TLDR; Best way to output one-hot segmentation masks for multi-class/ multi-label
A quick few definitions just to make sure we are on the same page!
I have a multi-class (there is more 1 class: I have 3 classes + background), multi label (each pixel can be in multiple classes at once) segmentation problem
The image data is RGB images and the masks are one-hot encoded PNGs
The problem:
Passing the mask through the MaskBlock will flatten the mask and output: BS, W, H
Which works if each pixel only has 1 possible value - but as they have multiple it resolves this by adding new classes (so if there pixel with 1,2 it will output a new class 4 etc…)
I have tried to change the maskblock by setting the PILMask.create
to use ‘RGB’ i
nstead of ‘L’
RGBmask = partial(PILMask.create, mode='RGB')`
def MaskBlock2(codes=None):
return TransformBlock(type_tfms=RGBmask,item_tfms=AddMaskCodes(codes=codes), batch_tfms=IntToFloatTensor)
dblock = DataBlock(blocks =(ImageBlock,MaskBlock2),
get_items = get_image_files,
get_y = get_y_fn,
batch_tfms=batch_tfms)
But this doesn’t seem to make any difference to the dls output.
I have made a work around by using pytorch datasets, but have put that in another question.

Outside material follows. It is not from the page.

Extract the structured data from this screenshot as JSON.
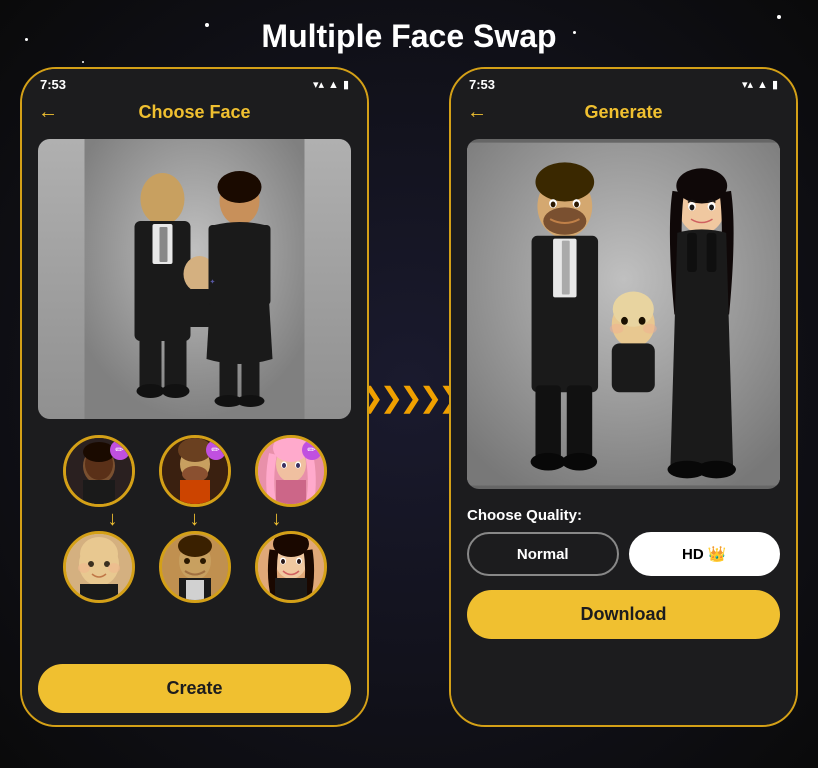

My impression is that PILMasks REALLY don’t want to be one hot encoded (or have anything other than 1 channel)
The Question(s):
-
Am I missing an easy way of one-hot encoding segmentation masks with datablocks?
-
What is the best way of loading them so I can retain all the extra features of the fastai dataloaders?
(sorry it’s a big question!)